Appeal from a judgment (denominated order) of the Supreme Court, Onondaga County (John J. Brunetti, A.J.), dated November 26, 2002 in a proceeding pursuant to CPLR article 70. The judgment dismissed the petition.
It is hereby ordered that the judgment so appealed from be and the same hereby is unanimously affirmed without costs.
Memorandum: Petitioner is serving a sentence of 22Va years to life imposed upon his 1993 conviction of various drug charges. He commenced this proceeding for a writ of habeas corpus, contending that the grand jury proceeding was defective based upon the People’s presentation of perjured testimony and the prosecutor’s failure to issue proper instructions to the grand jury. Habeas corpus relief is unavailable, however, because those *908contentions could have been raised on direct appeal or by a motion pursuant to CPL 440.10 (see People ex rel. McCallister v McGinnis, 249 AD2d 637, 638 [1998]; People ex rel. Sneed v Lacy, 217 AD2d 731 [1995], lv denied 86 NY2d 708 [1995]).

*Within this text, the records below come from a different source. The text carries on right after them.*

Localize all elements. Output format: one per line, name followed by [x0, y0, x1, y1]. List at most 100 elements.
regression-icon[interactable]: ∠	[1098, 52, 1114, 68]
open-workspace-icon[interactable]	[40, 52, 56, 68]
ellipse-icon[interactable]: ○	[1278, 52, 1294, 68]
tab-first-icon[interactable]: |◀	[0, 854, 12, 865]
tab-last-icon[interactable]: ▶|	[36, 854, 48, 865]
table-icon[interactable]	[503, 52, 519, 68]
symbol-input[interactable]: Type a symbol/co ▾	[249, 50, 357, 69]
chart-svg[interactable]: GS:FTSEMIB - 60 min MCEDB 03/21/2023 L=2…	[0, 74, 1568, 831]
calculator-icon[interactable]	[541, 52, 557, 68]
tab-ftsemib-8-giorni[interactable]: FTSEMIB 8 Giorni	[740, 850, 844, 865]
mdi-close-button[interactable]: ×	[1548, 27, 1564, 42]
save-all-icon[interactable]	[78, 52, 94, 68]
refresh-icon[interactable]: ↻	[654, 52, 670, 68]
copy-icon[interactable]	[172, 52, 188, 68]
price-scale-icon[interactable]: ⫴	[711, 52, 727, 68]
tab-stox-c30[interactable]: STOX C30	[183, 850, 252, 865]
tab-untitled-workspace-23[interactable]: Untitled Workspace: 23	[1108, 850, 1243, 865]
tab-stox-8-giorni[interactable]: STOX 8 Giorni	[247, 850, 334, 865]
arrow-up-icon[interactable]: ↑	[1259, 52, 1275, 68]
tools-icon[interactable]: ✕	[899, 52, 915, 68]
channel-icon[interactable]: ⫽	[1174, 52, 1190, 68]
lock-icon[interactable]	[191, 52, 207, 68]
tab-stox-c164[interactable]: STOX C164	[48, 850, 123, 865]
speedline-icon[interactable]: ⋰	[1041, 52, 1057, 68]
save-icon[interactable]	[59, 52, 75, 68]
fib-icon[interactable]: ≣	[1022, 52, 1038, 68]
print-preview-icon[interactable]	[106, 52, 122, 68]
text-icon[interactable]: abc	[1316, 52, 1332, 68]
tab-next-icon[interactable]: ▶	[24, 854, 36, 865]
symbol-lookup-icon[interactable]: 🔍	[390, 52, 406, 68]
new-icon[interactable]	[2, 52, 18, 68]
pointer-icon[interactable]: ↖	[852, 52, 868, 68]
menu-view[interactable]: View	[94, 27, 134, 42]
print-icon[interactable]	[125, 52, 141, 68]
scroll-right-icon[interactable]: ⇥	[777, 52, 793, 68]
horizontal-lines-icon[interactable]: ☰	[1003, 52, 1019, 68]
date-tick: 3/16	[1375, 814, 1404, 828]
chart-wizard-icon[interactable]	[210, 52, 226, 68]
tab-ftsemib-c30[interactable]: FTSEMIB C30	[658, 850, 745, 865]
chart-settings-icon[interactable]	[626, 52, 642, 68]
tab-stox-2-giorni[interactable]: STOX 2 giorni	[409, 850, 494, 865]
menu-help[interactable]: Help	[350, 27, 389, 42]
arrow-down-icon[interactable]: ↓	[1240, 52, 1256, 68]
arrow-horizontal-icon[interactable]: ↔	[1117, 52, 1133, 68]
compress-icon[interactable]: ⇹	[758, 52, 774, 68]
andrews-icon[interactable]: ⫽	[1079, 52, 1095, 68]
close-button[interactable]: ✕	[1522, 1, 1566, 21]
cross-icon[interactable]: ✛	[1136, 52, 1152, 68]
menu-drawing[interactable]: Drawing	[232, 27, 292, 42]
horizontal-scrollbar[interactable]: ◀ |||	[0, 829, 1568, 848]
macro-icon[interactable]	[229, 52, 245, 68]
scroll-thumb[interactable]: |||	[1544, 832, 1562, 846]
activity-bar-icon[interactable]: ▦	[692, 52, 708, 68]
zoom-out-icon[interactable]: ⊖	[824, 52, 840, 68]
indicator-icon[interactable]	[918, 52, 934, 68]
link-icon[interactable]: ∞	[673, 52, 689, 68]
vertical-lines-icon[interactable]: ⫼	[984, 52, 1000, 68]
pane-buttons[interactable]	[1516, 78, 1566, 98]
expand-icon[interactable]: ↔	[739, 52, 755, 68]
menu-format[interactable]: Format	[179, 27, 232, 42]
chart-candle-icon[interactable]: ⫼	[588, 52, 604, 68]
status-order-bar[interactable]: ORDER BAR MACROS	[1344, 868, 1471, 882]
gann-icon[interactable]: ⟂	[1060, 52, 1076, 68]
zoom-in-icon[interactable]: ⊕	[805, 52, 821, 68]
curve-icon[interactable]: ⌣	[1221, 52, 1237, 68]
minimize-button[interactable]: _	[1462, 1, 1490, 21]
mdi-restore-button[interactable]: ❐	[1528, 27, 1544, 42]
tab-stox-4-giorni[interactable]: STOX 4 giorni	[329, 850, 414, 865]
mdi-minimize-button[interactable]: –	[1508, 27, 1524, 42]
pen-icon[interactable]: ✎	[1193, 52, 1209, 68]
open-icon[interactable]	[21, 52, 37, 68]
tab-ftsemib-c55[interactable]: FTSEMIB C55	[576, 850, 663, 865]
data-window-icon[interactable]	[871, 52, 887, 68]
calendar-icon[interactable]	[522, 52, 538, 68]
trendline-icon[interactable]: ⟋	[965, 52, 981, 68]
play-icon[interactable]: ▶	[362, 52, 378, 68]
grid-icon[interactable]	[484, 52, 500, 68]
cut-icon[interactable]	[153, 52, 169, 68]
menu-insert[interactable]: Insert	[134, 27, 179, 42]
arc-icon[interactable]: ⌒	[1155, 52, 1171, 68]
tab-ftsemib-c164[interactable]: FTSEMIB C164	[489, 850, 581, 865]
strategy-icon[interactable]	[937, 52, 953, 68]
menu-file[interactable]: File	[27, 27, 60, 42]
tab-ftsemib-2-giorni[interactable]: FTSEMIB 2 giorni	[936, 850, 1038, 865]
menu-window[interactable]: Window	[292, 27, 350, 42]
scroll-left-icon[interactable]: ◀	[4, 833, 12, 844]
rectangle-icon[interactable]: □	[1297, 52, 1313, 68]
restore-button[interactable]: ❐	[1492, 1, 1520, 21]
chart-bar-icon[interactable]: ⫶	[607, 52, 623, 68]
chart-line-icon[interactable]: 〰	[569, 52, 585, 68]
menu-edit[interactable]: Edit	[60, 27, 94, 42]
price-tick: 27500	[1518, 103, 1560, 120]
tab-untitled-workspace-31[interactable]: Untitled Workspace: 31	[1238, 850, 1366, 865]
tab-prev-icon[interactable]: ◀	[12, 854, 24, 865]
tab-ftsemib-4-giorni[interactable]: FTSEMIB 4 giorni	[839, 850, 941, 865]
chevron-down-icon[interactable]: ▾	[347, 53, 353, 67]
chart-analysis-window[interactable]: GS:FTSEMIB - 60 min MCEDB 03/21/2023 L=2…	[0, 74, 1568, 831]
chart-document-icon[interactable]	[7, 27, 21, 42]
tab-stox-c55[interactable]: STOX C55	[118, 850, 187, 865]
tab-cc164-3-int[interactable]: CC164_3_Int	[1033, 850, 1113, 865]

The further contention of petitioner that he was denied effective assistance of trial and appellate counsel, based upon counsels’ failure to challenge the allegedly defective grand jury proceeding, would not entitle him to habeas corpus relief (see People ex rel. McCoy v Filion, 295 AD2d 956, 957 [2002], lv denied 98 NY2d 612 [2002]). Supreme Court thus properly dismissed the petition sua sponte (see Matter of Almonte v New York State Div. of Parole, 2 AD3d 1239, 1240 [2003], lv dismissed 2 NY3d 758 [2004]). Present—Green, J.P., Kehoe, Martoche and Hayes, JJ.